Henry Mitchell MacCracken, NYU's sixth Chancellor, deserves credit for spearheading the movement for uniform regulations and safety measures in college football. At the turn of the century, football players were not required to wear helmets and often ran unsafe plays such as the "hurdle play," in which a player carrying the football would be hurdled over the defensive line. On November 25, 1905, William R. Moore, a 19-year-old right half back on the Union College team, collapsed on the field after being tackled. He died later that evening in Fordham Hospital from a cerebral brain hemorrhage. Moore was one of 20 football players in both the college and high school level who died from football related injuries in October and November of 1905. Shortly after hearing of Moore's death, Chancellor MacCracken sent a wire to the influential president of Harvard, Charles Eliot, requesting a meeting of university and college presidents to discuss the reformation or elimination of college football. Despite Eliot's refusal to attend, MacCracken called a conference on December 9, 1905 with 19 other colleges against whom NYU competed in football. Rather than eliminate college football, a move was made to establish a ruling body to regulate and promote safety within the sport. The conference reconvened a month later as the Intercollegiate Athletic Association of the United States with 65 colleges represented. This association was later renamed the National Collegiate Athletic Association (NCAA).

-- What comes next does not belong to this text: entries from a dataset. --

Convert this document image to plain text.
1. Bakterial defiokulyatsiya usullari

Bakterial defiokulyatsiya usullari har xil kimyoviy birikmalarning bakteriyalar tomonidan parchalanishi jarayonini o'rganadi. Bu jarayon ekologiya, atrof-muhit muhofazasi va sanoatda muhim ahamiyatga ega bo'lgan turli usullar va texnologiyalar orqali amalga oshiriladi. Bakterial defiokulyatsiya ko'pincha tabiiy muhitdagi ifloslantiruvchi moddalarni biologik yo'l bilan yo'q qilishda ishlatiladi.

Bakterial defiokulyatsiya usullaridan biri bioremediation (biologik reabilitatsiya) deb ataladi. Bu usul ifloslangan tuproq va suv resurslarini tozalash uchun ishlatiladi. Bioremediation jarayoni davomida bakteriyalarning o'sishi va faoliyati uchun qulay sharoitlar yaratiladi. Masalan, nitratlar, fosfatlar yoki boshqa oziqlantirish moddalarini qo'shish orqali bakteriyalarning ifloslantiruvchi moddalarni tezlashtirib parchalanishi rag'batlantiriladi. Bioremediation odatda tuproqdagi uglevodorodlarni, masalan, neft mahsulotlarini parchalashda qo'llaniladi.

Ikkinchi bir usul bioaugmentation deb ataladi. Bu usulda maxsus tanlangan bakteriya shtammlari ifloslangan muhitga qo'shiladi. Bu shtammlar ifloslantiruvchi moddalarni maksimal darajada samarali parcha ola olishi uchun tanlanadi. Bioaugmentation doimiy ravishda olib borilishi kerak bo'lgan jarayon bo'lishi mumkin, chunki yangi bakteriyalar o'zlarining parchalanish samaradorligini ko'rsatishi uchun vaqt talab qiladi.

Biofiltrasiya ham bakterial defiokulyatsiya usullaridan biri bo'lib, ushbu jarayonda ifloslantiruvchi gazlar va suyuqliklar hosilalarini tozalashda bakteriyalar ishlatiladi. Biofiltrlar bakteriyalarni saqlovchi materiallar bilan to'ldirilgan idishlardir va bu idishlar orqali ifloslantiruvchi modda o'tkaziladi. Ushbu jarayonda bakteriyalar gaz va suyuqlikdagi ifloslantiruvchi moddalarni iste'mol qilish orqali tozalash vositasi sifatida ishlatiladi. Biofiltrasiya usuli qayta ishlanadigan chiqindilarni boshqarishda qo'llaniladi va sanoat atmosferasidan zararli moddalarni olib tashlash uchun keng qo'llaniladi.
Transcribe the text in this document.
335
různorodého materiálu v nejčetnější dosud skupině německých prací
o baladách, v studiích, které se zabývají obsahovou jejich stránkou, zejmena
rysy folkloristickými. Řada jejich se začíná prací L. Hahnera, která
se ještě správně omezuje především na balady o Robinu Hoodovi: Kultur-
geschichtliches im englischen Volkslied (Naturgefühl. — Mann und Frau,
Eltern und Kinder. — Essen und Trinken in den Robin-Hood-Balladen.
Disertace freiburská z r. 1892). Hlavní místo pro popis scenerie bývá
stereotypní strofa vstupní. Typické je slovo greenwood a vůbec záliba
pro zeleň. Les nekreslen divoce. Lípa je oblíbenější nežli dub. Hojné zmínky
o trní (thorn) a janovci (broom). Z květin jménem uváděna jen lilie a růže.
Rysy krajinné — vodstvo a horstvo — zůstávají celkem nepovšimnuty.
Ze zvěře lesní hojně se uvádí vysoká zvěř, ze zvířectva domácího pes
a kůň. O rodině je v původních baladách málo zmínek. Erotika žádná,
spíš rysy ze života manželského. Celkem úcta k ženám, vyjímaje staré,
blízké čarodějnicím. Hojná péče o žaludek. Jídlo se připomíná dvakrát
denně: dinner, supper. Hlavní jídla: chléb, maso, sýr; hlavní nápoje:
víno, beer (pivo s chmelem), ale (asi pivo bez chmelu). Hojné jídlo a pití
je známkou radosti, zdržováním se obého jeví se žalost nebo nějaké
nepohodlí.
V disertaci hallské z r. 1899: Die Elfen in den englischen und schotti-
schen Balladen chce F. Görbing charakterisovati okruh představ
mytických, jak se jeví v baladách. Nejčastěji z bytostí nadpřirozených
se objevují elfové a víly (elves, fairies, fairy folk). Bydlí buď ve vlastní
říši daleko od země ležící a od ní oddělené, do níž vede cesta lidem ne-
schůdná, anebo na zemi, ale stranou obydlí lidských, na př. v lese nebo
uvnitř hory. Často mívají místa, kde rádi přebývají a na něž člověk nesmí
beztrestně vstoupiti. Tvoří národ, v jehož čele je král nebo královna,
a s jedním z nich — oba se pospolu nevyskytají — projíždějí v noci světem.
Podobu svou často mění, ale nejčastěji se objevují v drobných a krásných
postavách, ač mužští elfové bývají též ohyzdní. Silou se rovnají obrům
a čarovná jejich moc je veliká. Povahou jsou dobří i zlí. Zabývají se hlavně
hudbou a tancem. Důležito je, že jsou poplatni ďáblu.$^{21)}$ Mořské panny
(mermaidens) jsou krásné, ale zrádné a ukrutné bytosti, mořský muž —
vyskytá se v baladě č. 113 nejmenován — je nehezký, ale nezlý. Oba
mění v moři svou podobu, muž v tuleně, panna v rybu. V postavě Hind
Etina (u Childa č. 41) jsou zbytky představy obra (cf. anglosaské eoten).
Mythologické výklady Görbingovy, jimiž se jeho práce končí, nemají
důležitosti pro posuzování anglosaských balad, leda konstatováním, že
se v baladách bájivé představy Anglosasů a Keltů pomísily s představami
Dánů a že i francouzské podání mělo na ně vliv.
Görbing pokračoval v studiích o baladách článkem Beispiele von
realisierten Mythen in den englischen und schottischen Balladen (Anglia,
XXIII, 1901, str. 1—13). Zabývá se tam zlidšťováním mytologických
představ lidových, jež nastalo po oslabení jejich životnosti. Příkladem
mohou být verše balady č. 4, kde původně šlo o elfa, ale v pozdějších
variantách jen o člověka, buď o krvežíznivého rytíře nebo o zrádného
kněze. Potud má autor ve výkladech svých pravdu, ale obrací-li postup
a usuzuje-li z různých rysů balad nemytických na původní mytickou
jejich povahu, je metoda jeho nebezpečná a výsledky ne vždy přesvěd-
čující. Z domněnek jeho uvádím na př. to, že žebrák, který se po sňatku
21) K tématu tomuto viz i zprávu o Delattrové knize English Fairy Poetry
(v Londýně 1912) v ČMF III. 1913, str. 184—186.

The Violets playing the Georgia Bulldogs on November 9, 1929.

The 1920s marked the "Golden Age" of NYU football, led by John Francis "Chick" Meehan who served as head coach from 1925 to 1931. Under Meehan's leadership, the Violets gained 49 victories, four ties, and only 15 losses. Meehan's coaching and his lineup of all-star players, including Pro Football Hall of Famer Elmer "Ken" Strong, gained the Violets national notoriety as the team to beat. The Violets lost some steam in the 1930s, but continued to recruit powerful players, including running back Ed Smith who later became immortalized as the model used by sculptor Frank Eliscu to create the Heisman Trophy. The NYU football program ground to a halt in 1942 when the football season was suspended due to the economic pressure and loss of personnel caused by the United States' entry into World War II. When the program started up again in 1944, it was an uphill battle to regain the power and prestige the program once had. Unfortunately, the Violets would never reclaim the success they had during their golden years under coach Meehan. The football program was discontinued indefinitely in 1953 by Chancellor Henry T. Heald, citing the disproportionate amount of money required to sustain a football program, which was already running a $100,000 deficit that year. NYU football had a brief resurgence in 1964 with the founding of the New York University Football Club Team, which was started and run by students and funded by the university. After funds were discontinued in 1967 due to lack of interest, the Club Violets was disbanded.

The final record of the Violets stands at 199 wins, 226 losses, and 30 ties.

A souvenir program from a Fordham vs. NYU game in 1932.


The final record of the Violets stands at 199 wins, 226 losses, and 30 ties.